Es un universo nuevo, comprensible, pero siempre rezagado, lento y tentativo. Al separar a los humanos de las fuerzas ciegas de la naturaleza, quedamos para siempre detrás de un vidrio: a veces podemos atisbar a la Justicia y remedarla, pero no responde a los argumentos ni a invocaciones. Tocarla, solo los dioses. Incluso Pablo de Tarso sabía que la ley mata y que de la ley no se sigue la justicia, pero que, sea lo que sea, la justicia solo existe como una gracia de Dios, jamás como una consecuencia de ningún orden lógico ni voluntad de persona alguna. La justicia es solamente divina y lo único que podemos hacer los mortales es pactar leyes y obedecerlas. La relación entre justicia y ley es imaginaria: en nuestras manos no está la justicia sino el bien común.

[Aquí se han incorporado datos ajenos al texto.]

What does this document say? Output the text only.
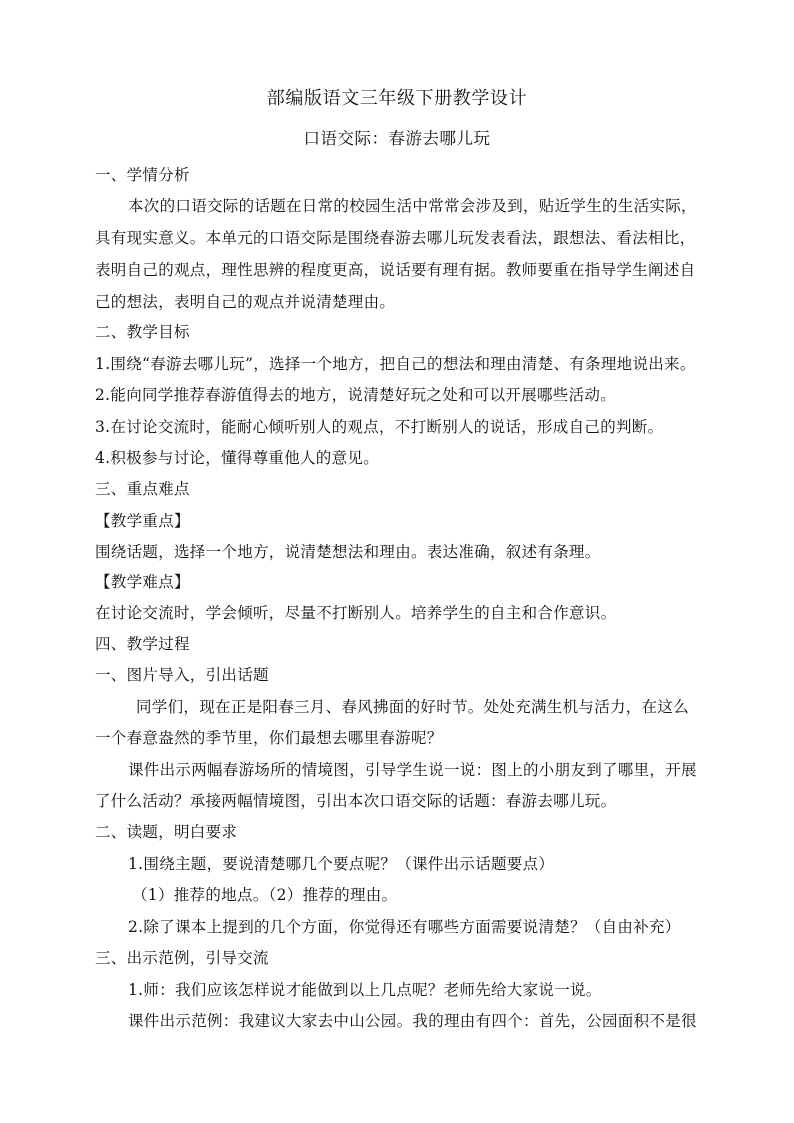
部编版语文三年级下册教学设计
口语交际：春游去哪儿玩
一、学情分析
本次的口语交际的话题在日常的校园生活中常常会涉及到，贴近学生的生活实际，
具有现实意义。本单元的口语交际是围绕春游去哪儿玩发表看法，跟想法、看法相比，
表明自己的观点，理性思辨的程度更高，说话要有理有据。教师要重在指导学生阐述自
己的想法，表明自己的观点并说清楚理由。
二、教学目标
1.围绕“春游去哪儿玩”，选择一个地方，把自己的想法和理由清楚、有条理地说出来。
2.能向同学推荐春游值得去的地方，说清楚好玩之处和可以开展哪些活动。
3.在讨论交流时，能耐心倾听别人的观点，不打断别人的说话，形成自己的判断。
4.积极参与讨论，懂得尊重他人的意见。
三、重点难点
【教学重点】
围绕话题，选择一个地方，说清楚想法和理由。表达准确，叙述有条理。
【教学难点】
在讨论交流时，学会倾听，尽量不打断别人。培养学生的自主和合作意识。
四、教学过程
一、图片导入，引出话题
同学们，现在正是阳春三月、春风拂面的好时节。处处充满生机与活力，在这么
一个春意盎然的季节里，你们最想去哪里春游呢？
课件出示两幅春游场所的情境图，引导学生说一说：图上的小朋友到了哪里，开展
了什么活动？承接两幅情境图，引出本次口语交际的话题：春游去哪儿玩。
二、读题，明白要求
1.围绕主题，要说清楚哪几个要点呢？（课件出示话题要点）
（1）推荐的地点。（2）推荐的理由。
2.除了课本上提到的几个方面，你觉得还有哪些方面需要说清楚？（自由补充）
三、出示范例，引导交流
1.师：我们应该怎样说才能做到以上几点呢？老师先给大家说一说。
课件出示范例：我建议大家去中山公园。我的理由有四个：首先，公园面积不是很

La noción de justicia sigue siendo, en su centro, una idea del ámbito sagrado: mysterium. Los misterios no son acertijos que algún día pudieran resolverse; son de suyo inextricables y su oscuridad pone a cada consciencia frente al enigma entre el juicio y el acto.

Pareciera que sigo hablando de religiones antiguas cuando de hecho me refiero al pleito entre los dos grandes juristas del siglo XX: Carl Schmitt, asesor de Hitler y de Franco, defensor de un derecho teológico que valida al soberano dictador, y del autor de la Teoría pura del derecho, Hans Kelsen, que, pese a su arduo andamiaje lógico, se ve obligado a remitirse a una “norma hipotética básica”, que no puede siquiera enunciar.

Lo único que tenemos es una apuesta legisladora, constante, reparable y tentativa: la justicia es cosa de los dioses. Y sólo un loco puede estar seguro de que sabe qué es la justicia.